Когда они заметили неладное, моя тьма торжествующе взвыла и, уже не скрываясь, сплошным потоком ринулась завоевывать новые территории. Влево, вправо и даже в глубь гигантской горы, оказавшейся напичканной норами, как хороший сыр. Там, кстати, тоже нашлось немало живых, но все они стали жертвами моей тьмы, которая не умела щадить и не знала, что такое жалость.
Тем временем крики на улице стали заметно громче. Где-то внизу заплакал ребенок. Потом еще один.
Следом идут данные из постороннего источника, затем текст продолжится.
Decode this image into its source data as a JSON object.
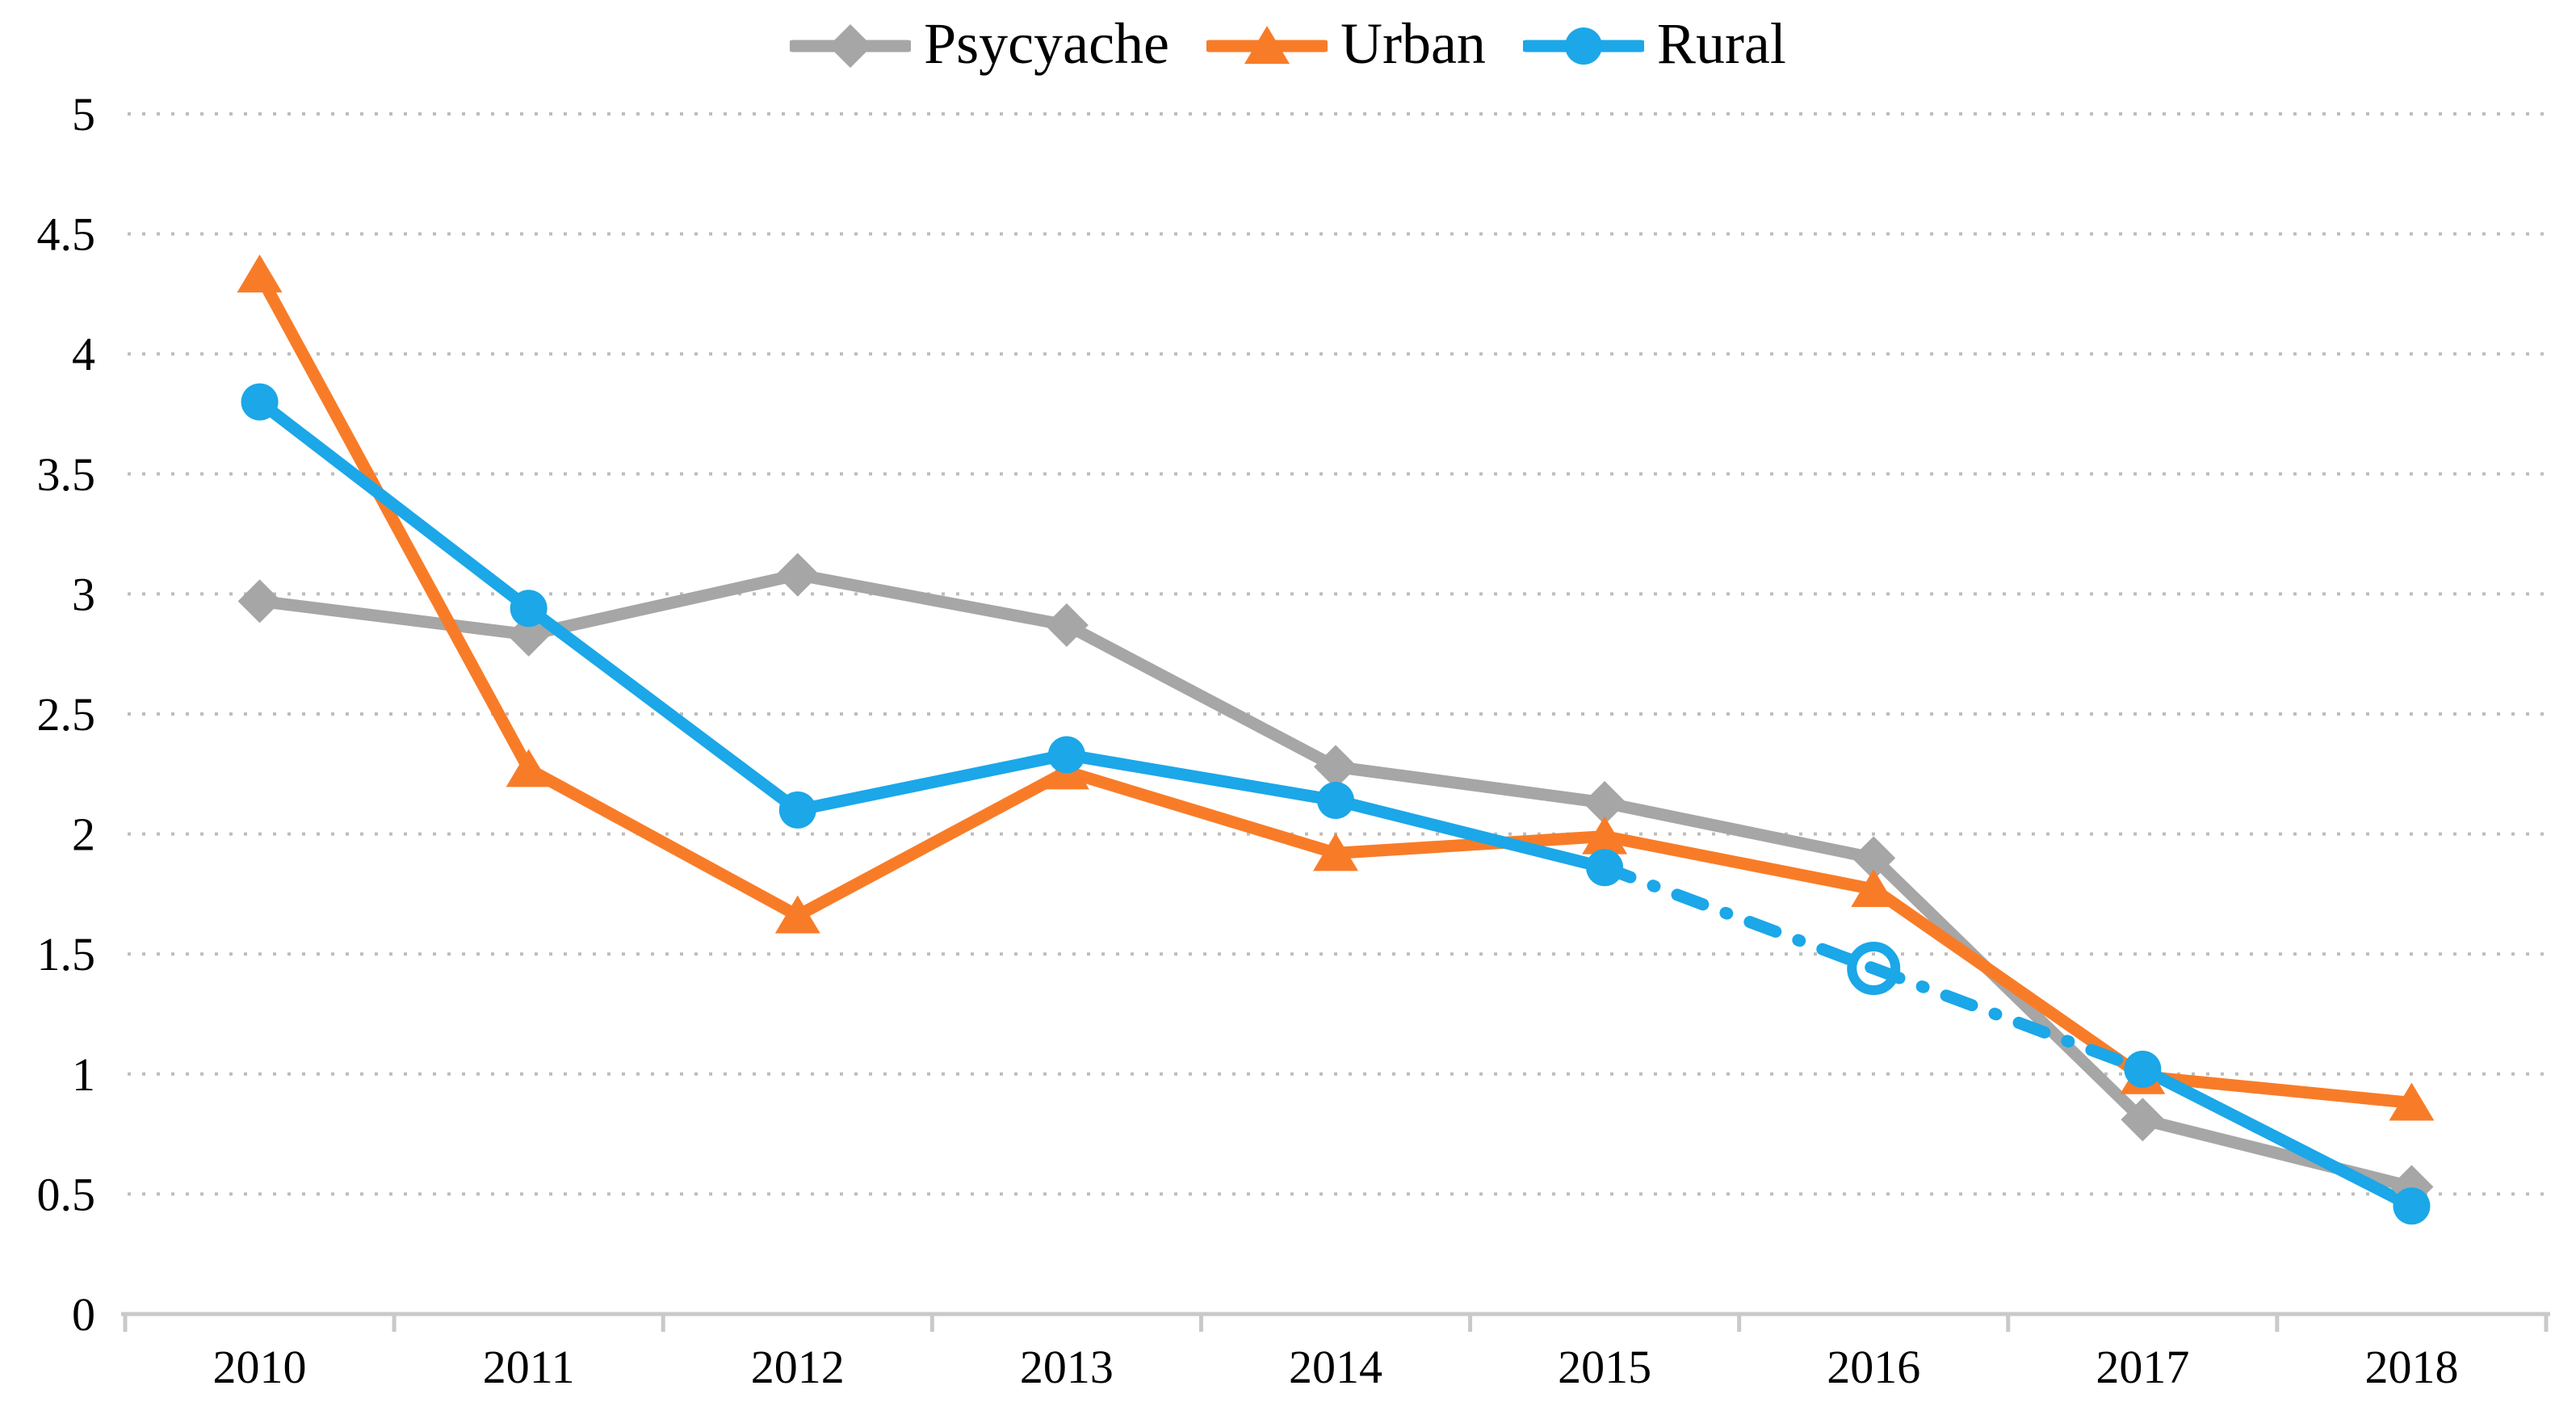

Следом за ним истошно завыла женщина, внезапно заметившая, что к ее ногам привязалась гибкая черная змея… Еще через несколько минут из домов, с грохотом распахивая двери, начали один за другим выбегать полуодетые и объятые темным пламенем отцы, неся на руках зареванных детишек. Следом за ними бежали испуганные матери, успевшие схватить и вынести с собой лишь самое дорогое.
Выскочив на улицу в поисках спасения, но обнаружив там точно такую же тьму, которая выгнала их из жилищ, мужчины начинали с бессильной злостью оглядываться, а потом инстинктивно сбиваться в стаю, пряча в глубине толпы женщин с детьми и выставляя бесполезное против неизвестной напасти оружие.
Грифоны тоже не заставили себя долго ждать, и как только внизу послышался шум, крылатые защитники один за другим начали выпархивать из своих дневных убежищ и из многочисленных порталов. Многие при этом спустились вниз, тревожно крича и стараясь помочь сбившимся в кучку людям. Они охотно подставляли спины, пригибали крылья, падали на колени, чтобы помочь хозяевам взобраться. Почти каждый пытался порталами увести их в более безопасное место, но тьма не позволила им это сделать. Тех, кто стремился попасть в долину, она еще пропускала, а вот выйти отсюда они уже не смогли. И как только грифоны это осознали и начали один за другим взлетать вместе с седоками, над долиной сгустилась большая, такая же черная, как у земли, туча и с размаху накрыла все, словно крышка на кастрюле с бурлящим кипятком.
Страх и ужас – вот что принес я тем, кто так необдуманно остановил мое превращение в человека.
Когда-то я пришел к ним с миром. Когда-то я не желал войны. Но сейчас я смотрел на мечущиеся во тьме фигуры, видел внутри вспышки нераскрывшихся порталов, слышал отчаянные крики обреченных и молча ждал, когда все это закончится. Ни радости, ни злости, ни удовлетворения… Даже желание отомстить не затуманило мне голову. Я сделал лишь то, что посчитал нужным. И ни на миг не усомнился, что поступаю справедливо.
Когда неподалеку послышался слабый шум, похожий на звуки глухих, идущих откуда-то снизу ударов, я оглянулся и без особого удивления обнаружил под тонким слоем камней довольно яркое сияние нескольких аур. Одна крупная, определенно принадлежащая взрослому мужчине, и две маленькие, совсем еще детские… Кажется, кто-то пытается пробить себе путь наружу?